The --fold-change-eval flag does not filter out proteins, but provides a 'soft threshold' relative to which we calculate the probability that a give protein has a fold change greater than the specified value. This is indeed a bit different from how fold change thresholds are usually applied, but it is far more natural in the Bayesian framework.

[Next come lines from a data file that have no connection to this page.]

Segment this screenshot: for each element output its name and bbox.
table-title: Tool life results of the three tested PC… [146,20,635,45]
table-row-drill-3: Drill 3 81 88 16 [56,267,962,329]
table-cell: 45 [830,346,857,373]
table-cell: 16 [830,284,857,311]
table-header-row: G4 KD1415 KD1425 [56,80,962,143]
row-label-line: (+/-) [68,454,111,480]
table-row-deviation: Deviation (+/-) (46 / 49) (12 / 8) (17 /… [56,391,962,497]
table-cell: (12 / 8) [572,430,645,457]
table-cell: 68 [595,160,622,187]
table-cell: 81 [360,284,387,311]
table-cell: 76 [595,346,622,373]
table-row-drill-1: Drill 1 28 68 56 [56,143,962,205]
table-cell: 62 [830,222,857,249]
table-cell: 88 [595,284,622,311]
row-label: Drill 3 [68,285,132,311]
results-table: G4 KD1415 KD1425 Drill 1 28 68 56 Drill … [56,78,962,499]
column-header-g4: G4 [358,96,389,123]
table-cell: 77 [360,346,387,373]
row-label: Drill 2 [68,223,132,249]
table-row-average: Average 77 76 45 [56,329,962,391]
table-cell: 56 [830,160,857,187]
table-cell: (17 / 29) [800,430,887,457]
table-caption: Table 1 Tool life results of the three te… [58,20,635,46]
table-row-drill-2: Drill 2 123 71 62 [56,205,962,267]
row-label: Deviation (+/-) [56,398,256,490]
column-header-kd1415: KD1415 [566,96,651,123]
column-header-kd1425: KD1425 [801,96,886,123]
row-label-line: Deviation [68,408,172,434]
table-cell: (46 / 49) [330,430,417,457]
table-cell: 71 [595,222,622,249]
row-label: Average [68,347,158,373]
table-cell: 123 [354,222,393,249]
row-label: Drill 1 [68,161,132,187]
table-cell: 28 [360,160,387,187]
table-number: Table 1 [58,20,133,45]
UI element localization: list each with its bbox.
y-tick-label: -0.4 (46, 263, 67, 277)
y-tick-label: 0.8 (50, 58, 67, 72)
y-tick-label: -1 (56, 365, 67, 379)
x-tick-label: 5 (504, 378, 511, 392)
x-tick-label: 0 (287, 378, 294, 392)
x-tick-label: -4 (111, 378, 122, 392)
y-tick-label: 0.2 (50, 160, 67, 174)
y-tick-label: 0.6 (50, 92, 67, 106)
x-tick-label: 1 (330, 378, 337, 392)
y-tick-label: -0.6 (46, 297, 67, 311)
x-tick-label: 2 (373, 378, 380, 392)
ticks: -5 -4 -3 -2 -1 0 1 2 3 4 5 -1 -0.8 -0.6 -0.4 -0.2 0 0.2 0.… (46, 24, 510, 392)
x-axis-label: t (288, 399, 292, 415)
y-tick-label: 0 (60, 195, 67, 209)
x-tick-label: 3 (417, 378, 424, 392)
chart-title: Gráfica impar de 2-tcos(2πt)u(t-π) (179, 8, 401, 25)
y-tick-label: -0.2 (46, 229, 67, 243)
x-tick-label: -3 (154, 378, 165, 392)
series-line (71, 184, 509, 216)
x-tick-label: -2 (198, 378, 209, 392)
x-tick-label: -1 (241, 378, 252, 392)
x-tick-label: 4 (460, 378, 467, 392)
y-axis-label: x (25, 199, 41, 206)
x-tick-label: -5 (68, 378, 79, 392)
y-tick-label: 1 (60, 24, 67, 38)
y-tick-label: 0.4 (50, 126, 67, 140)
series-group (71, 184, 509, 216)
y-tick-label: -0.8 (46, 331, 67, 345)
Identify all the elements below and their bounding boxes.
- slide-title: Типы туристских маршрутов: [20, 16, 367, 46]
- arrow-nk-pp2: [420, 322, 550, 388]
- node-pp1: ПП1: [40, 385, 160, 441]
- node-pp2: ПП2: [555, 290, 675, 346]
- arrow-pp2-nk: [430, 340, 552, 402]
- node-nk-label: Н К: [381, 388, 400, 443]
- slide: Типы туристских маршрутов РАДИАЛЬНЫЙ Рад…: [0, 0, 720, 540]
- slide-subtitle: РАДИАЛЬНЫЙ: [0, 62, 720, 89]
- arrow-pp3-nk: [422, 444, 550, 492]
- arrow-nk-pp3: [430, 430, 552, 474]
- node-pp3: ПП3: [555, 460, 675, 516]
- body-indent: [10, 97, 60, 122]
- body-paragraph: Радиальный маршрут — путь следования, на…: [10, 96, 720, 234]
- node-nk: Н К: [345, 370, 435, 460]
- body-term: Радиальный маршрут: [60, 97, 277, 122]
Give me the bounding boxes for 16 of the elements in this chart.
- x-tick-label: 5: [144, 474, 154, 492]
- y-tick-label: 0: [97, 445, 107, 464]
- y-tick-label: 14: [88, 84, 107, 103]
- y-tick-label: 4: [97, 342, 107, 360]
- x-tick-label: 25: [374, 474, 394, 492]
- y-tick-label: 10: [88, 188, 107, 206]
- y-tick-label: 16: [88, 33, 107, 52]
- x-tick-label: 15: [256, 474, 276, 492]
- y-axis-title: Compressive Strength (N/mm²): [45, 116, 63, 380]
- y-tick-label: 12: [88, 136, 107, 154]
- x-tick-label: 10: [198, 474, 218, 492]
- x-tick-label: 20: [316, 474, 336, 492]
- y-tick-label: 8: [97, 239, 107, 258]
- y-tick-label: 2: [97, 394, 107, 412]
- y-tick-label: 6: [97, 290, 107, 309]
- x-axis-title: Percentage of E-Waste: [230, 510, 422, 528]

I looked at your data and there are indeed some issues that cause Triqler some problems:

• Triqler considered each fractionated run as its own sample, which caused problems in calculating posteriors. I fixed the MaxQuant->Triqler converter to handle fractionated samples, where runs are now grouped based on the 'Experiment' column. You can try this out by rerunning the converter from the master branch.
• There was indeed a problem estimating the hyperparameters, which caused the warning message regarding mu/sigmaDetect. Plotting the hyperparameter fits (python -m triqler.distribution.plot_hyperparameter_fits) indeed showed that this distribution looks bimodal due to the mixed-species setup. Triqler defaults to a set of hyperparameters based on previously analyzed datasets, but there are unfortunately no guarantees that these are reasonable.
• I tried to implement the normalization procedure I proposed earlier, but it seems that the 'baseline' variance is already in the same range as the actual difference between human and E coli. We could indeed still think about setting up a list of proteins/peptides that should be used as the baseline, though this solution feels somewhat dissatisfying. I did implement a per-fraction normalization procedure now, but you'll probably still want to skip this.
• From the first results, I can indeed see that the FDR is far from controlled. The main issue seems to be that many human proteins are called significant due to a bias in the missing values. In the 60-10 group there seem to be many more human peptides and protein identified than in the 60-30 group. This makes sense considering the way MS2 spectra are sampled, but unfortunately I don't see a way we could correct for this bias, aside from using matches-between-runs.